Es kommt einem vor, als habe irgendjemand einen Wettbewerb für die irrwitzigste Maßnahme ausgeschrieben. Der Preis für den Sieger muss wahrhaft beeindruckend sein. Offenbar fürchten die deutschen Teilnehmer, durch den österreichischen Lockdown für Ungeimpfte ins Hintertreffen zu geraten, und bemühen sich jetzt nach Kräften, die Nachbarn doch noch zu überholen.

Anders kann man die von der kommenden Ampelkoalition geäußerten Pläne zu 3G im Nahverkehr nicht mehr betrachten. Ungeimpfte sollen tatsächlich den öffentlichen Nahverkehr nur noch mit Test benutzen dürfen. Und es steht zu fürchten, dass nicht einmal die Aussage der Polizei, das könne man nicht kontrollieren, sie davon abhält.

Ein Haufen vom Fahrdienst des Bundestags verwöhnte Politiker mit einem durchaus beträchtlichen Einkommen will einen Lockdown für Ungeimpfte durch die Hintertür einführen, der die österreichischen Regeln noch übertrifft. Klar, sie kennen den öffentlichen Nahverkehr nur aus der Heimfahrt in den Wahlkreis in der 1. Klasse der Bahn. Einkaufen gehen sie vermutlich auch nicht. Und da die Justiz sich als zahnlos erwiesen hat, was die Verteidigung selbst banalster Grundrechte betrifft, ignorieren sie sie völlig.

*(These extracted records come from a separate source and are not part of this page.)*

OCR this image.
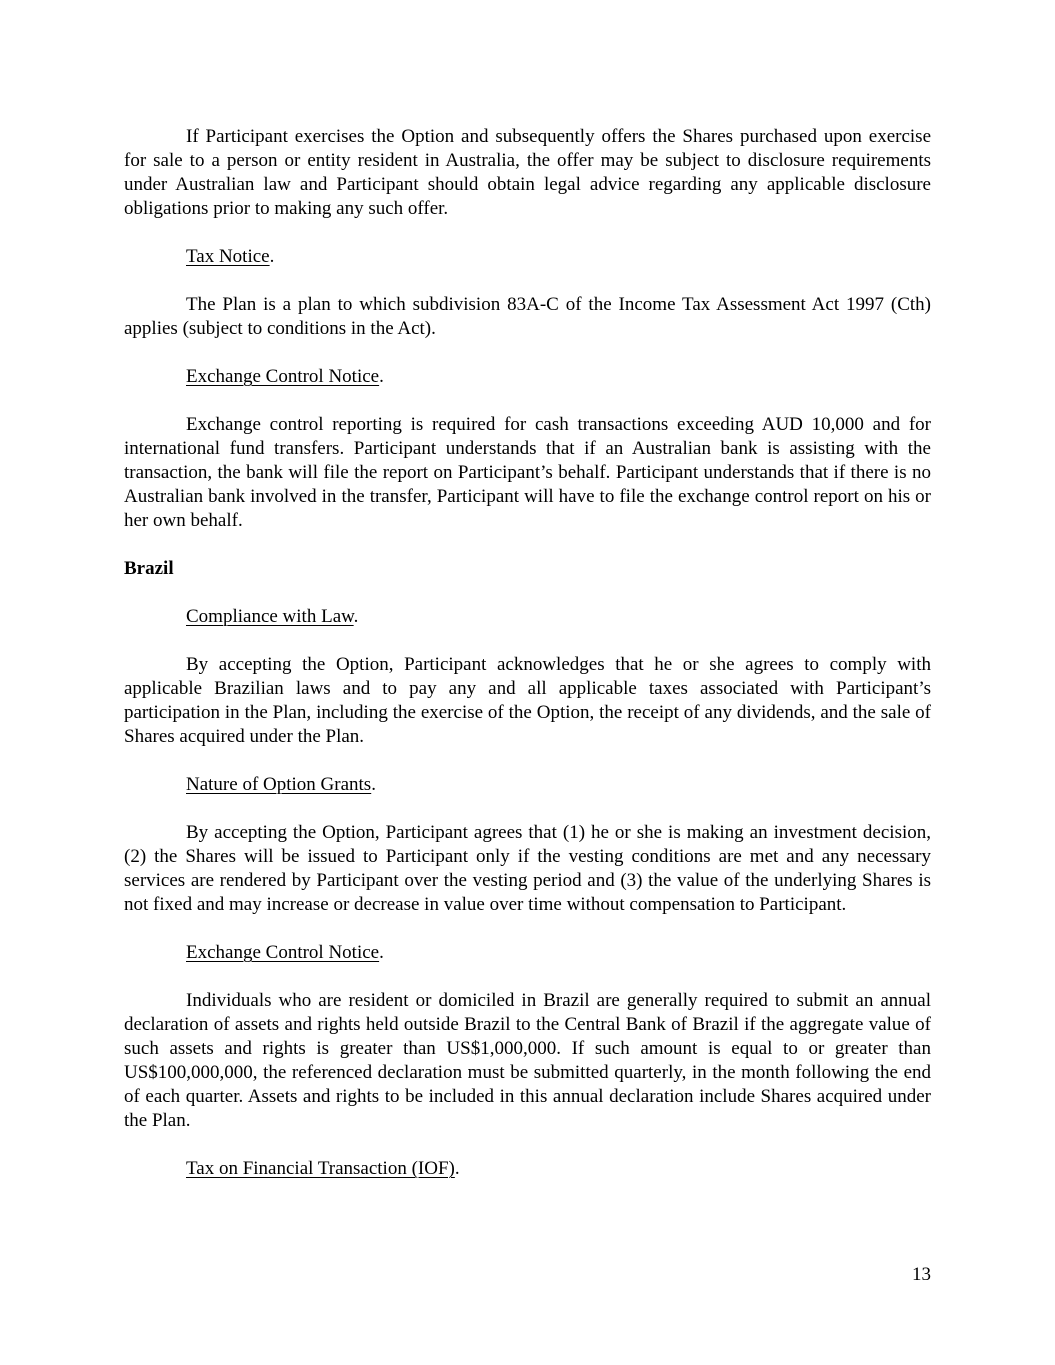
If Participant exercises the Option and subsequently offers the Shares purchased upon exercise for sale to a person or entity resident in Australia, the offer may be subject to disclosure requirements under Australian law and Participant should obtain legal advice regarding any applicable disclosure obligations prior to making any such offer.

Tax Notice.

The Plan is a plan to which subdivision 83A-C of the Income Tax Assessment Act 1997 (Cth) applies (subject to conditions in the Act).

Exchange Control Notice.

Exchange control reporting is required for cash transactions exceeding AUD 10,000 and for international fund transfers. Participant understands that if an Australian bank is assisting with the transaction, the bank will file the report on Participant’s behalf. Participant understands that if there is no Australian bank involved in the transfer, Participant will have to file the exchange control report on his or her own behalf.

Brazil

Compliance with Law.

By accepting the Option, Participant acknowledges that he or she agrees to comply with applicable Brazilian laws and to pay any and all applicable taxes associated with Participant’s participation in the Plan, including the exercise of the Option, the receipt of any dividends, and the sale of Shares acquired under the Plan.

Nature of Option Grants.

By accepting the Option, Participant agrees that (1) he or she is making an investment decision, (2) the Shares will be issued to Participant only if the vesting conditions are met and any necessary services are rendered by Participant over the vesting period and (3) the value of the underlying Shares is not fixed and may increase or decrease in value over time without compensation to Participant.

Exchange Control Notice.

Individuals who are resident or domiciled in Brazil are generally required to submit an annual declaration of assets and rights held outside Brazil to the Central Bank of Brazil if the aggregate value of such assets and rights is greater than US$1,000,000. If such amount is equal to or greater than US$100,000,000, the referenced declaration must be submitted quarterly, in the month following the end of each quarter. Assets and rights to be included in this annual declaration include Shares acquired under the Plan.

Tax on Financial Transaction (IOF).

13
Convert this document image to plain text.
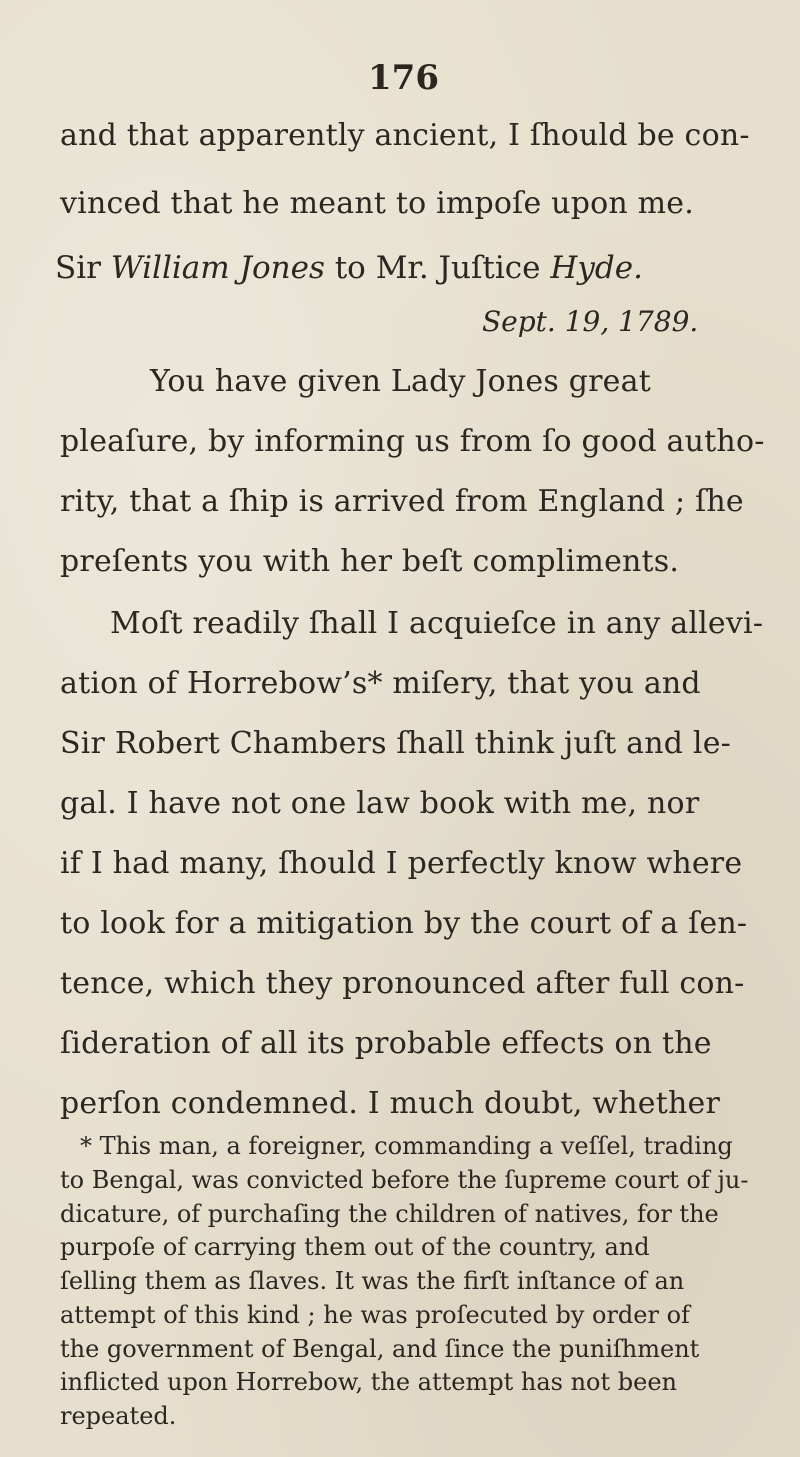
176
and that apparently ancient, I ſhould be con-
vinced that he meant to impoſe upon me.
Sir William Jones to Mr. Juſtice Hyde.
Sept. 19, 1789.
You have given Lady Jones great
pleaſure, by informing us from ſo good autho-
rity, that a ſhip is arrived from England ; ſhe
preſents you with her beſt compliments.
Moſt readily ſhall I acquieſce in any allevi-
ation of Horrebow’s* miſery, that you and
Sir Robert Chambers ſhall think juſt and le-
gal. I have not one law book with me, nor
if I had many, ſhould I perfectly know where
to look for a mitigation by the court of a ſen-
tence, which they pronounced after full con-
ſideration of all its probable effects on the
perſon condemned. I much doubt, whether
* This man, a foreigner, commanding a veſſel, trading
to Bengal, was convicted before the ſupreme court of ju-
dicature, of purchaſing the children of natives, for the
purpoſe of carrying them out of the country, and
ſelling them as ſlaves. It was the firſt inſtance of an
attempt of this kind ; he was proſecuted by order of
the government of Bengal, and ſince the puniſhment
inflicted upon Horrebow, the attempt has not been
repeated.
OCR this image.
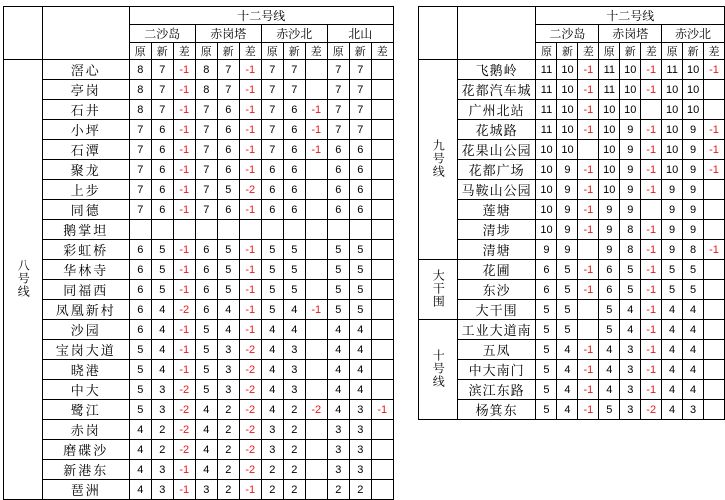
		十二号线											
		二沙岛			赤岗塔			赤沙北			北山		
		原	新	差	原	新	差	原	新	差	原	新	差
八号线	滘心	8	7	-1	8	7	-1	7	7		7	7	
	亭岗	8	7	-1	8	7	-1	7	7		7	7	
	石井	8	7	-1	7	6	-1	7	6	-1	7	7	
	小坪	7	6	-1	7	6	-1	7	6	-1	7	7	
	石潭	7	6	-1	7	6	-1	7	6	-1	6	6	
	聚龙	7	6	-1	7	6	-1	6	6		6	6	
	上步	7	6	-1	7	5	-2	6	6		6	6	
	同德	7	6	-1	7	6	-1	6	6		6	6	
	鹅掌坦												
	彩虹桥	6	5	-1	6	5	-1	5	5		5	5	
	华林寺	6	5	-1	6	5	-1	5	5		5	5	
	同福西	6	5	-1	6	5	-1	5	5		5	5	
	凤凰新村	6	4	-2	6	4	-1	5	4	-1	5	5	
	沙园	6	4	-1	5	4	-1	4	4		4	4	
	宝岗大道	5	4	-1	5	3	-2	4	3		4	4	
	晓港	5	4	-1	5	3	-2	4	3		4	4	
	中大	5	3	-2	5	3	-2	4	3		4	4	
	鹭江	5	3	-2	4	2	-2	4	2	-2	4	3	-1
	赤岗	4	2	-2	4	2	-2	3	2		3	3	
	磨碟沙	4	2	-2	4	2	-2	3	2		3	3	
	新港东	4	3	-1	4	2	-2	2	2		3	3	
	琶洲	4	3	-1	3	2	-1	2	2		2	2	
		十二号线								
		二沙岛			赤岗塔			赤沙北		
		原	新	差	原	新	差	原	新	差
九号线	飞鹅岭	11	10	-1	11	10	-1	11	10	-1
	花都汽车城	11	10	-1	11	10	-1	10	10	
	广州北站	11	10	-1	10	10		10	10	
	花城路	11	10	-1	10	9	-1	10	9	-1
	花果山公园	10	10		10	9	-1	10	9	-1
	花都广场	10	9	-1	10	9	-1	10	9	-1
	马鞍山公园	10	9	-1	10	9	-1	9	9	
	莲塘	10	9	-1	9	9		9	9	
	清埗	10	9	-1	9	8	-1	9	9	
	清塘	9	9		9	8	-1	9	8	-1
大干围	花圃	6	5	-1	6	5	-1	5	5	
	东沙	6	5	-1	6	5	-1	5	5	
	大干围	5	5		5	4	-1	4	4	
十号线	工业大道南	5	5		5	4	-1	4	4	
	五凤	5	4	-1	4	3	-1	4	4	
	中大南门	5	4	-1	4	3	-1	4	4	
	滨江东路	5	4	-1	4	3	-1	4	4	
	杨箕东	5	4	-1	5	3	-2	4	3	
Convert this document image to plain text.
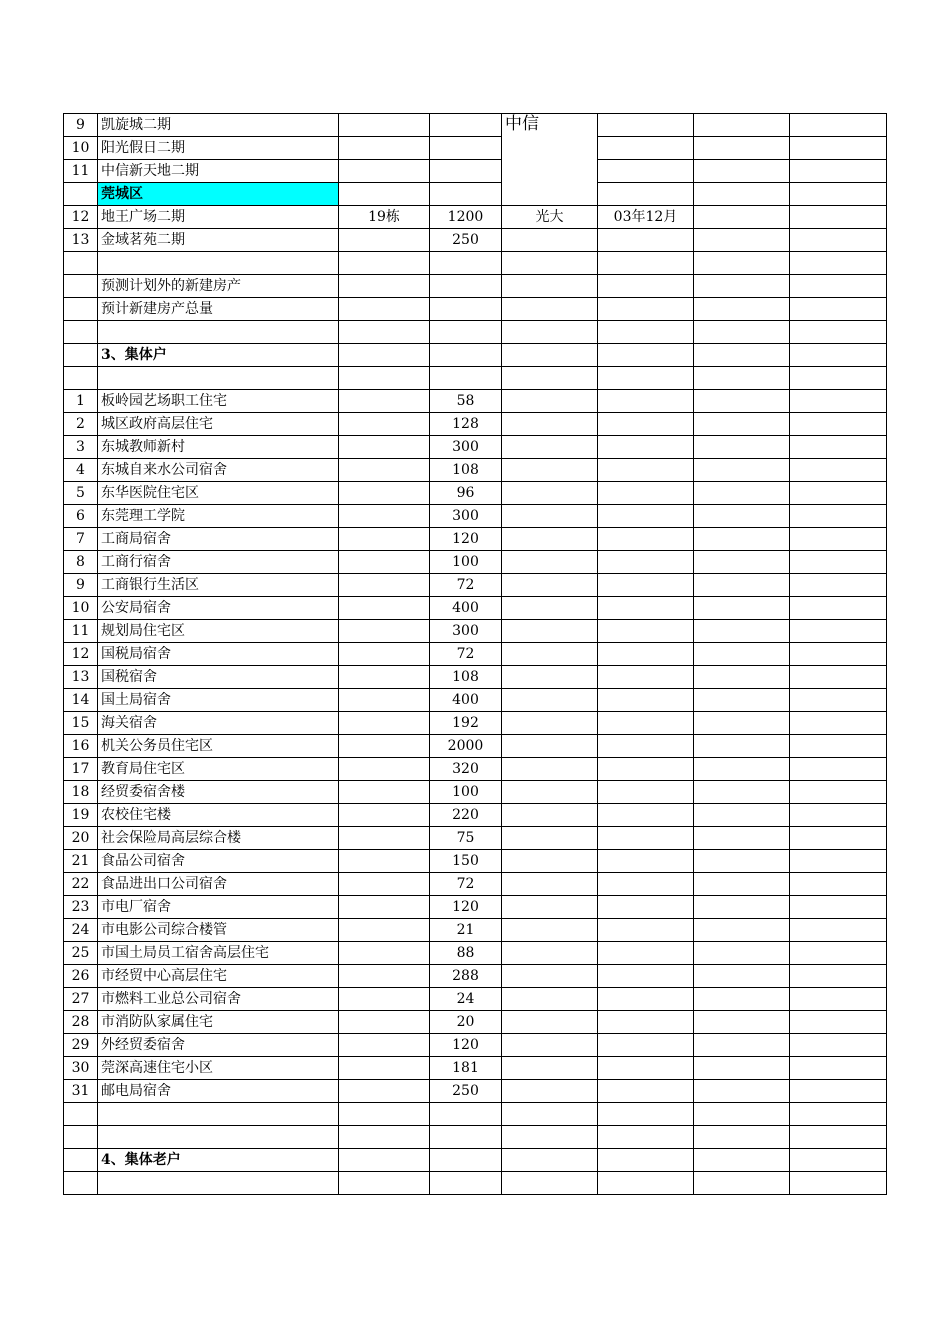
9	凯旋城二期			中信			
10	阳光假日二期						
11	中信新天地二期						
	莞城区						
12	地王广场二期	19栋	1200	光大	03年12月		
13	金域茗苑二期		250				

	预测计划外的新建房产						
	预计新建房产总量						

	3、集体户						

1	板岭园艺场职工住宅		58				
2	城区政府高层住宅		128				
3	东城教师新村		300				
4	东城自来水公司宿舍		108				
5	东华医院住宅区		96				
6	东莞理工学院		300				
7	工商局宿舍		120				
8	工商行宿舍		100				
9	工商银行生活区		72				
10	公安局宿舍		400				
11	规划局住宅区		300				
12	国税局宿舍		72				
13	国税宿舍		108				
14	国土局宿舍		400				
15	海关宿舍		192				
16	机关公务员住宅区		2000				
17	教育局住宅区		320				
18	经贸委宿舍楼		100				
19	农校住宅楼		220				
20	社会保险局高层综合楼		75				
21	食品公司宿舍		150				
22	食品进出口公司宿舍		72				
23	市电厂宿舍		120				
24	市电影公司综合楼管		21				
25	市国土局员工宿舍高层住宅		88				
26	市经贸中心高层住宅		288				
27	市燃料工业总公司宿舍		24				
28	市消防队家属住宅		20				
29	外经贸委宿舍		120				
30	莞深高速住宅小区		181				
31	邮电局宿舍		250				

	4、集体老户						
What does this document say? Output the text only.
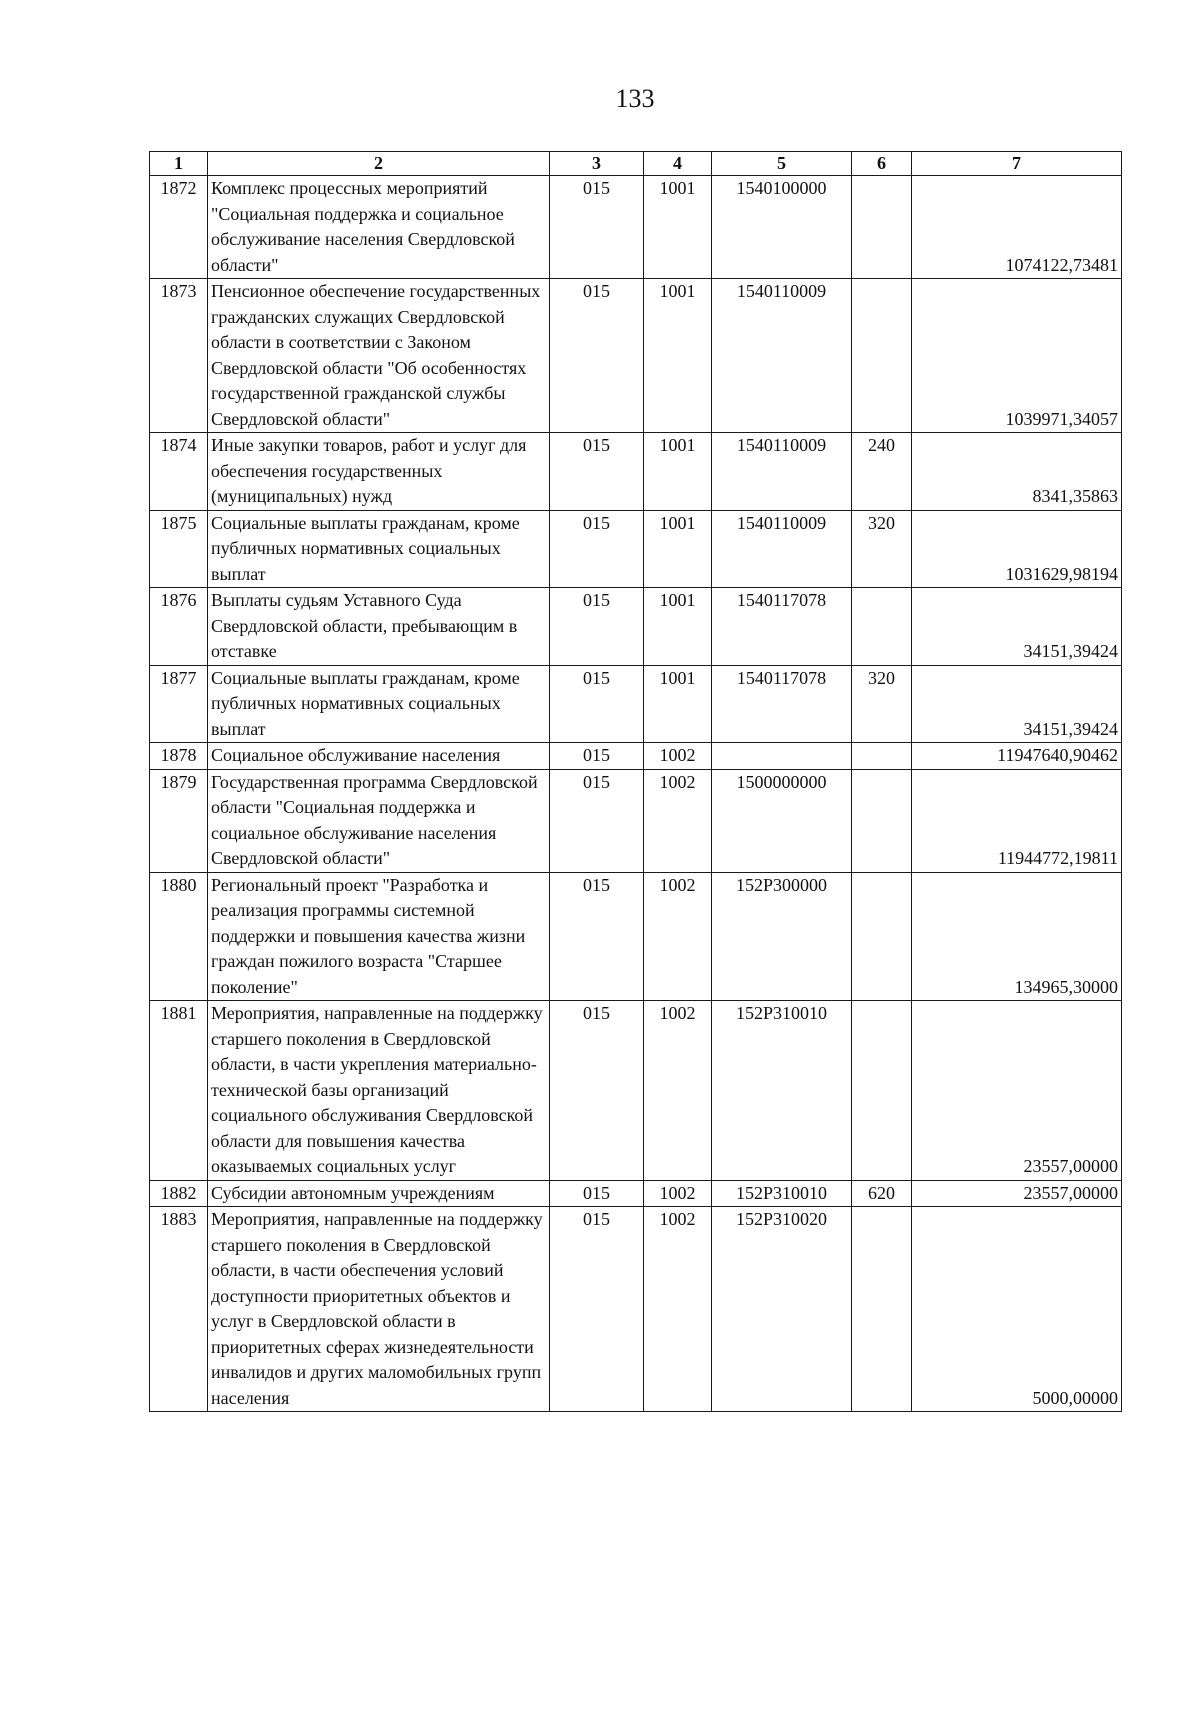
133
1	2	3	4	5	6	7
1872	Комплекс процессных мероприятий "Социальная поддержка и социальное обслуживание населения Свердловской области"	015	1001	1540100000		1074122,73481
1873	Пенсионное обеспечение государственных гражданских служащих Свердловской области в соответствии с Законом Свердловской области "Об особенностях государственной гражданской службы Свердловской области"	015	1001	1540110009		1039971,34057
1874	Иные закупки товаров, работ и услуг для обеспечения государственных (муниципальных) нужд	015	1001	1540110009	240	8341,35863
1875	Социальные выплаты гражданам, кроме публичных нормативных социальных выплат	015	1001	1540110009	320	1031629,98194
1876	Выплаты судьям Уставного Суда Свердловской области, пребывающим в отставке	015	1001	1540117078		34151,39424
1877	Социальные выплаты гражданам, кроме публичных нормативных социальных выплат	015	1001	1540117078	320	34151,39424
1878	Социальное обслуживание населения	015	1002			11947640,90462
1879	Государственная программа Свердловской области "Социальная поддержка и социальное обслуживание населения Свердловской области"	015	1002	1500000000		11944772,19811
1880	Региональный проект "Разработка и реализация программы системной поддержки и повышения качества жизни граждан пожилого возраста "Старшее поколение"	015	1002	152P300000		134965,30000
1881	Мероприятия, направленные на поддержку старшего поколения в Свердловской области, в части укрепления материально-технической базы организаций социального обслуживания Свердловской области для повышения качества оказываемых социальных услуг	015	1002	152P310010		23557,00000
1882	Субсидии автономным учреждениям	015	1002	152P310010	620	23557,00000
1883	Мероприятия, направленные на поддержку старшего поколения в Свердловской области, в части обеспечения условий доступности приоритетных объектов и услуг в Свердловской области в приоритетных сферах жизнедеятельности инвалидов и других маломобильных групп населения	015	1002	152P310020		5000,00000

Und jede der drei beteiligten Parteien versenkt ganz nebenbei angebliche Grundsätze – die Sozialdemokraten entziehen abhängig Beschäftigten den Zugang zu ihrem Arbeitsplatz und bringen sie in eine arbeitsrechtlich völlig unklare Lage; die Grünen ignorieren jeglichen sozialen Maßstab, da es nicht die Wohlhabenden sind, die auf den ÖPNV angewiesen sind; und die FDP hat ihre vermeintliche Verteidigung der Freiheit schon auf den ersten Metern preisgegeben.

Wäre der Zustand der Rechtsordnung dieses Landes noch ansatzweise normal, ein solcher Plan müsste an den Gerichten scheitern, weil er gegen den Gleichbehandlungsgrundsatz verstößt. Mal ganz abgesehen von der Legitimität einer Unterscheidung zwischen möglicherweise ansteckenden Ungeimpften und ebenso möglicherweise ansteckenden Geimpften – diese wahnwitzige Idee der Ampler unterscheidet zwischen Ungeimpften. Und zwar zwischen jenen Ungeimpften, die zufällig neben einem Testzentrum wohnen, und allen anderen.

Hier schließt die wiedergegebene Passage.